Friday 24th March – parallel sessions 03:30 – 04:30 pm (CET)

Race, Ethnicity and (Global) Public Health: Making the Blind Spots Visible (English only)

The subject of our work is health research and data on racially minoritised groups. In particular, the implications of this research and data on addressing racism and racial disparities in public health practice and policies in Europe. This subject aligns well with the conference theme, as the racism is rarely addressed in health research and public health practice and policy. This acts as a structural barrier that (re)produces racial health disparities and thus hinders health equity, access to quality healthcare, and the exercise of the right to health. Given that the socially constructed concept of ‘race’ and its related terminology are rarely discussed, and mainly avoided, in most Health research outside of North-America and the United Kingdom, we see this as a relevant topic for a conference focusing on taboos in Global Health.

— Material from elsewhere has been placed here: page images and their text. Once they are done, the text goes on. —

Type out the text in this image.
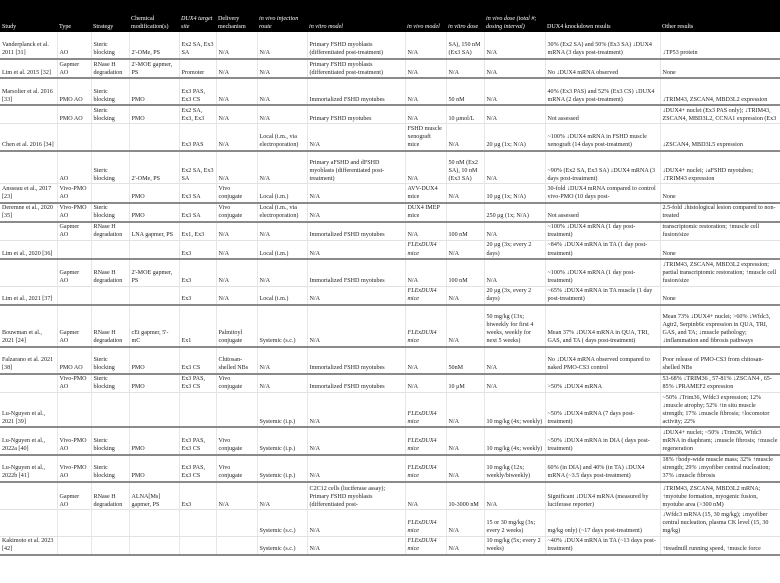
Study	Type	Strategy	Chemical modification(s)	DUX4 target site	Delivery mechanism	in vivo injection route	in vitro model	in vivo model	in vitro dose	in vivo dose (total #; dosing interval)	DUX4 knockdown results	Other results
Vanderplanck et al. 2011 [31]	AO	Steric blocking	2'-OMe, PS	Ex2 SA, Ex3 SA	N/A	N/A	Primary FSHD myoblasts (differentiated post-treatment)	N/A	SA), 150 nM (Ex3 SA)	N/A	30% (Ex2 SA) and 50% (Ex3 SA) ↓DUX4 mRNA (3 days post-treatment)	↓TP53 protein
Lim et al. 2015 [32]	Gapmer AO	RNase H degradation	2'-MOE gapmer, PS	Promoter	N/A	N/A	Primary FSHD myoblasts (differentiated post-treatment)	N/A	N/A	N/A	No ↓DUX4 mRNA observed	None
Marsolier et al. 2016 [33]	PMO AO	Steric blocking	PMO	Ex3 PAS, Ex3 CS	N/A	N/A	Immortalized FSHD myotubes	N/A	50 nM	N/A	40% (Ex3 PAS) and 52% (Ex3 CS) ↓DUX4 mRNA (2 days post-treatment)	↓TRIM43, ZSCAN4, MBD3L2 expression
	PMO AO	Steric blocking	PMO	Ex2 SA, Ex3, Ex3	N/A	N/A	Primary FSHD myotubes	N/A	10 μmol/L	N/A	Not assessed	↓DUX4+ nuclei (Ex3 PAS only); ↓TRIM43, ZSCAN4, MBD3L2, CCNA1 expression (Ex3
Chen et al. 2016 [34]				Ex3 PAS	N/A	Local (i.m., via electroporation)	N/A	FSHD muscle xenograft mice	N/A	20 μg (1x; N/A)	~100% ↓DUX4 mRNA in FSHD muscle xenograft (14 days post-treatment)	↓ZSCAN4, MBD3L5 expression
	AO	Steric blocking	2'-OMe, PS	Ex2 SA, Ex3 SA	N/A	N/A	Primary aFSHD and dFSHD myoblasts (differentiated post-treatment)	N/A	50 nM (Ex2 SA), 10 nM (Ex3 SA)	N/A	~90% (Ex2 SA, Ex3 SA) ↓DUX4 mRNA (3 days post-treatment)	↓DUX4+ nuclei; ↓aFSHD myotubes; ↓TRIM43 expression
Ansseau et al., 2017 [23]	Vivo-PMO AO		PMO	Ex3 SA	Vivo conjugate	Local (i.m.)	N/A	AVV-DUX4 mice	N/A	10 μg (1x; N/A)	30-fold ↓DUX4 mRNA compared to control vivo-PMO (10 days post-	None
Deremne et al., 2020 [35]	Vivo-PMO AO	Steric blocking	PMO	Ex3 SA	Vivo conjugate	Local (i.m., via electroporation)	N/A	DUX4 IMEP mice		250 μg (1x; N/A)	Not assessed	2.5-fold ↓histological lesion compared to non-treated
	Gapmer AO	RNase H degradation	LNA gapmer, PS	Ex1, Ex3	N/A	N/A	Immortalized FSHD myotubes	N/A	100 nM	N/A	~100% ↓DUX4 mRNA (1 day post-treatment)	transcriptomic restoration; ↑muscle cell fusion/size
Lim et al., 2020 [36]				Ex3	N/A	Local (i.m.)	N/A	FLExDUX4 mice	N/A	20 μg (3x; every 2 days)	~84% ↓DUX4 mRNA in TA (1 day post-treatment)	None
	Gapmer AO	RNase H degradation	2'-MOE gapmer, PS	Ex3	N/A	N/A	Immortalized FSHD myotubes	N/A	100 nM	N/A	~100% ↓DUX4 mRNA (1 day post-treatment)	↓TRIM43, ZSCAN4, MBD3L2 expression; partial transcriptomic restoration; ↑muscle cell fusion/size
Lim et al., 2021 [37]				Ex3	N/A	Local (i.m.)	N/A	FLExDUX4 mice	N/A	20 μg (3x, every 2 days)	~65% ↓DUX4 mRNA in TA muscle (1 day post-treatment)	None
Bouwman et al., 2021 [24]	Gapmer AO	RNase H degradation	cEt gapmer, 5'-mC	Ex1	Palmitoyl conjugate	Systemic (s.c.)	N/A	FLExDUX4 mice	N/A	50 mg/kg (13x; biweekly for first 4 weeks, weekly for next 5 weeks)	Mean 37% ↓DUX4 mRNA in QUA, TRI, GAS, and TA ( days post-treatment)	Mean 73% ↓DUX4+ nuclei; >60% ↓Wfdc3, Agtr2, Serpinb6c expression in QUA, TRI, GAS, and TA; ↓muscle pathology; ↓inflammation and fibrosis pathways
Falzarano et al. 2021 [38]	PMO AO	Steric blocking	PMO	Ex3 CS	Chitosan-shelled NBs	N/A	Immortalized FSHD myotubes	N/A	50nM	N/A	No ↓DUX4 mRNA observed compared to naked PMO-CS3 control	Poor release of PMO-CS3 from chitosan-shelled NBs
	Vivo-PMO AO	Steric blocking	PMO	Ex3 PAS, Ex3 CS	Vivo conjugate	N/A	Immortalized FSHD myotubes	N/A	10 μM	N/A	>50% ↓DUX4 mRNA	53-68% ↓TRIM36 , 57-81% ↓ZSCAN4 , 65-85% ↓PRAMEF2 expression
Lu-Nguyen et al., 2021 [39]						Systemic (i.p.)	N/A	FLExDUX4 mice	N/A	10 mg/kg (4x; weekly)	~50% ↓DUX4 mRNA (7 days post-treatment)	~50% ↓Trim36, Wfdc3 expression; 12% ↓muscle atrophy; 52% ↑in situ muscle strength; 17% ↓muscle fibrosis; ↑locomotor activity; 22%
Lu-Nguyen et al., 2022a [40]	Vivo-PMO AO	Steric blocking	PMO	Ex3 PAS, Ex3 CS	Vivo conjugate	Systemic (i.p.)	N/A	FLExDUX4 mice	N/A	10 mg/kg (4x; weekly)	~50% ↓DUX4 mRNA in DIA ( days post-treatment)	↓DUX4+ nuclei; ~50% ↓Trim36, Wfdc3 mRNA in diaphram; ↓muscle fibrosis; ↑muscle regeneration
Lu-Nguyen et al., 2022b [41]	Vivo-PMO AO	Steric blocking	PMO	Ex3 PAS, Ex3 CS	Vivo conjugate	Systemic (i.p.)	N/A	FLExDUX4 mice	N/A	10 mg/kg (12x; weekly/biweekly)	60% (in DIA) and 40% (in TA) ↓DUX4 mRNA (~3.5 days post-treatment)	18% ↑body-wide muscle mass; 32% ↑muscle strength; 29% ↓myofiber central nucleation; 37% ↓muscle fibrosis
	Gapmer AO	RNase H degradation	ALNA[Ms] gapmer, PS	Ex3	N/A	N/A	C2C12 cells (luciferase assay); Primary FSHD myoblasts (differentiated post-	N/A	10-3000 nM	N/A	Significant ↓DUX4 mRNA (measured by luciferase reporter)	↓TRIM43, ZSCAN4, MBD3L2 mRNA; ↑myotube formation, myogenic fusion, myotube area (>300 nM)
						Systemic (s.c.)	N/A	FLExDUX4 mice	N/A	15 or 30 mg/kg (3x; every 2 weeks)	mg/kg only) (~17 days post-treatment)	↓Wfdc3 mRNA (15, 30 mg/kg); ↓myofiber central nucleation, plasma CK level (15, 30 mg/kg)
Kakimoto et al. 2023 [42]						Systemic (s.c.)	N/A	FLExDUX4 mice	N/A	10 mg/kg (5x; every 2 weeks)	~40% ↓DUX4 mRNA in TA (~13 days post-treatment)	↑treadmill running speed, ↑muscle force
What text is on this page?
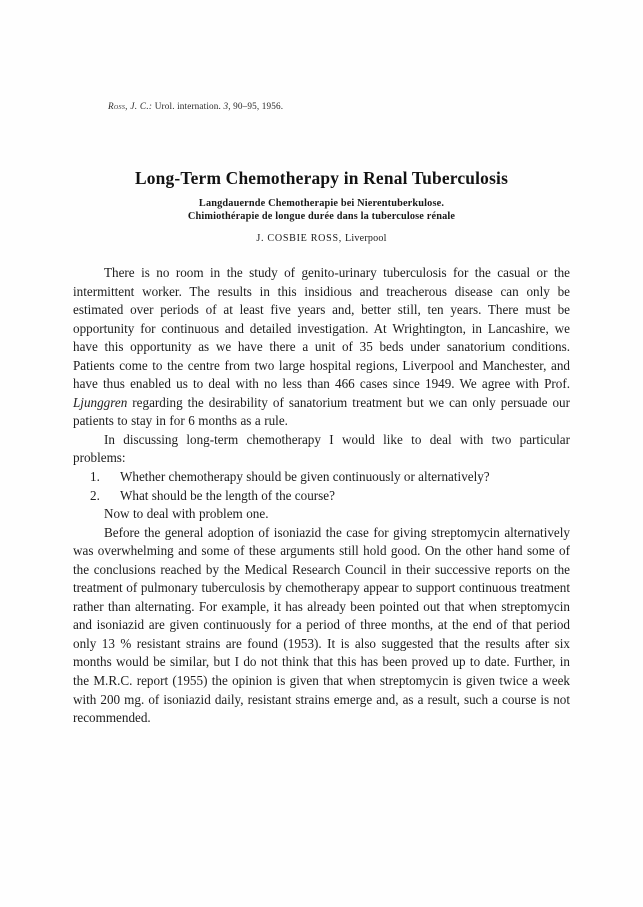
Ross, J. C.: Urol. internation. 3, 90–95, 1956.
Long-Term Chemotherapy in Renal Tuberculosis
Langdauernde Chemotherapie bei Nierentuberkulose.
Chimiothérapie de longue durée dans la tuberculose rénale
J. COSBIE ROSS, Liverpool

There is no room in the study of genito-urinary tuberculosis for the casual or the intermittent worker. The results in this insidious and treacherous disease can only be estimated over periods of at least five years and, better still, ten years. There must be opportunity for continuous and detailed investigation. At Wrightington, in Lancashire, we have this opportunity as we have there a unit of 35 beds under sanatorium conditions. Patients come to the centre from two large hospital regions, Liverpool and Manchester, and have thus enabled us to deal with no less than 466 cases since 1949. We agree with Prof. Ljunggren regarding the desirability of sanatorium treatment but we can only persuade our patients to stay in for 6 months as a rule.

In discussing long-term chemotherapy I would like to deal with two particular problems:

1. Whether chemotherapy should be given continuously or alternatively?
2. What should be the length of the course?

Now to deal with problem one.

Before the general adoption of isoniazid the case for giving streptomycin alternatively was overwhelming and some of these arguments still hold good. On the other hand some of the conclusions reached by the Medical Research Council in their successive reports on the treatment of pulmonary tuberculosis by chemotherapy appear to support continuous treatment rather than alternating. For example, it has already been pointed out that when streptomycin and isoniazid are given continuously for a period of three months, at the end of that period only 13 % resistant strains are found (1953). It is also suggested that the results after six months would be similar, but I do not think that this has been proved up to date. Further, in the M.R.C. report (1955) the opinion is given that when streptomycin is given twice a week with 200 mg. of isoniazid daily, resistant strains emerge and, as a result, such a course is not recommended.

The early days of integrating mental health care into primary health care in Burundi

Patients suffering from mental disorders, including epilepsy, are often stigmatised, both by their communities and by some care-givers. Often times due to a lack of knowledge of these pathologies, these people find themselves as outcasts, excluded, and often plunged into poverty. The intervention of the MEMISA Consortium (Enabel, Louvain Coopération, Medics without Vacation, MEMISA) in Burundi aims to facilitate their care and better integration into the community.

Since 2019, this consortium has been supporting the Burundian Ministry of Health in its policy of integrating mental health care into the existing health care system, particularly in direct primary care.
To do so, an intervention targeting caregivers and community health workers was tested in the form of action research. This session will present this research and its initial results. Speakers will discuss the following three themes before opening the floor for discussion:  

  1. A challenging mental health care pathway for patients in Burundi: Can the integration of front-line support facilitate this care?
  2. Barriers and facilitators to accessing care for patients with mental illness: a qualitative study in the provinces supported by the MEMISA consortium in Burundi; and
  3. Community health workers for closing mental health care in Burundi: acceptability and feasibility

Belyse Munezero

Alain Ndayikunda

Manassé Nimpagaritse

Decolonising SRHR by programming from below. Challenges and ‘lessons learned’

Different stakeholders in Belgium’s international cooperation are invested in advancing sexual and reproductive health and rights (SRHR) in low- and middle-income countries. They are seeking to advance maternal health, access to abortion, comprehensive sexuality education, the sexual violence response, and the prevention of female genital mutilation/cutting.

The ways in which we understand and conceptualise SRHR traditionally starts from a European, high-income country point of view. However, decolonising cooperation on SRHR and making progress on the ground requires us to decentralise and question whether we are listening to the communities and the individuals we work with. Programmes risk failure if we do not understand people’s needs, local knowledge and points of view, and if we forgo people’s agency. While the joint reflection on how to decolonise SRHR has only just started, some organisations have already taken concrete practical steps that could inspire possible trajectories into decolonising SRHR. They can help us rethink how programmes can be designed and implemented in a decentralised way and/or with a culturally sensitive approach.

In this session, we want to engage in a conversation with different partners from Belgian organisations to share these concrete experiences, draw lessons learned, and see how these could be used for future international cooperation on SRHR.